Ello nos sitúa, según entiendo, en una posición de “riesgo” como la que
anunciara: el riesgo se deriva de que quedamos así sujetos a la discrecionalidad
final del intérprete. Un Tribunal consciente del valor de la protesta, como
el actual, nos da razones generales para confiar en sus interpretaciones
futuras en la materia. Sin embargo, y por lo dicho, no quedamos con buenas razones
para confiar en la interpretación que pueda hacer un Tribunal futuro, dadas las
herramientas interpretativas disponibles. Corremos el riesgo, entonces, de
quedar en manos de la discrecionalidad ocasional de futuros funcionarios públicos,
tal vez “enemigos” de la protesta o de ciertos derechos que consideramos hoy
como indispensables.

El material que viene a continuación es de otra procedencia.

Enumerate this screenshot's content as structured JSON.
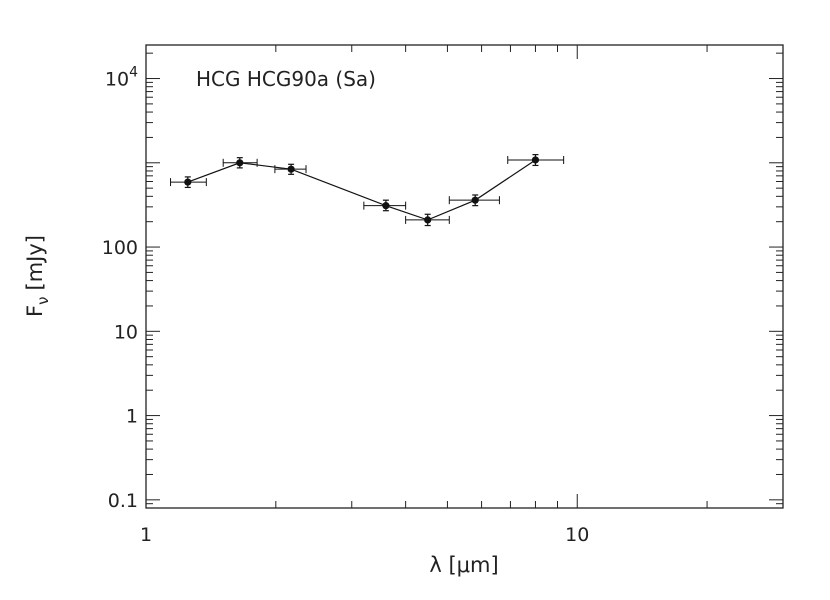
{
  "chart_data": {
    "type": "line",
    "annotation": "HCG HCG90a (Sa)",
    "xlabel": "λ [μm]",
    "ylabel_main": "F",
    "ylabel_sub": "ν",
    "ylabel_unit": "[mJy]",
    "xscale": "log",
    "yscale": "log",
    "xlim": [
      1,
      30
    ],
    "ylim": [
      0.08,
      25000
    ],
    "x_ticks": [
      {
        "value": 1,
        "label": "1"
      },
      {
        "value": 10,
        "label": "10"
      }
    ],
    "y_ticks": [
      {
        "value": 0.1,
        "label": "0.1"
      },
      {
        "value": 1,
        "label": "1"
      },
      {
        "value": 10,
        "label": "10"
      },
      {
        "value": 100,
        "label": "100"
      },
      {
        "value": 10000,
        "label": "10",
        "exp": "4"
      }
    ],
    "series": [
      {
        "name": "HCG90a",
        "points": [
          {
            "x": 1.25,
            "y": 590,
            "xerr": [
              1.14,
              1.38
            ],
            "yerr": [
              510,
              680
            ]
          },
          {
            "x": 1.65,
            "y": 1000,
            "xerr": [
              1.51,
              1.81
            ],
            "yerr": [
              870,
              1150
            ]
          },
          {
            "x": 2.17,
            "y": 840,
            "xerr": [
              1.99,
              2.35
            ],
            "yerr": [
              730,
              960
            ]
          },
          {
            "x": 3.6,
            "y": 310,
            "xerr": [
              3.2,
              4.0
            ],
            "yerr": [
              270,
              360
            ]
          },
          {
            "x": 4.5,
            "y": 210,
            "xerr": [
              4.0,
              5.05
            ],
            "yerr": [
              180,
              245
            ]
          },
          {
            "x": 5.8,
            "y": 360,
            "xerr": [
              5.05,
              6.6
            ],
            "yerr": [
              310,
              415
            ]
          },
          {
            "x": 8.0,
            "y": 1080,
            "xerr": [
              6.9,
              9.3
            ],
            "yerr": [
              930,
              1250
            ]
          }
        ]
      }
    ]
  }
}
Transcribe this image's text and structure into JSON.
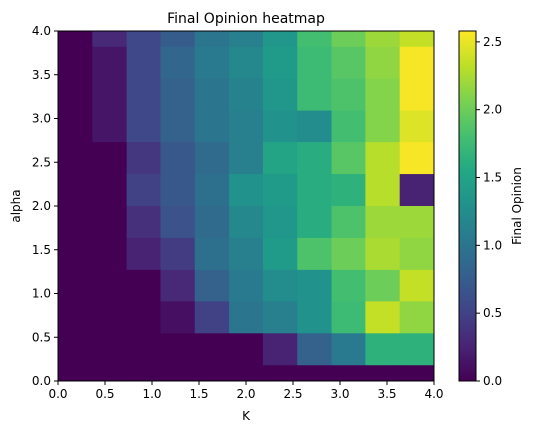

Nuestros derechos constitucionales -que nos pertenecen,
como ciudadanos, en carácter incondicional- no pueden terminar sujetos a la
voluntad discrecional de los funcionarios públicos.
1 comentario:
Sobre el último párrafo, "regulación de la protesta", y tus observaciones al respecto. En definitiva, como saldrías de ese riesgo de la eventual regulación legal y el posible desmadre en el que podría incurrir el intérprete final? No debería haber dicho nada el Tribunal al respecto..? Lo mejor sería no regular, para evitar posibles distorsiones..?. Abrazo!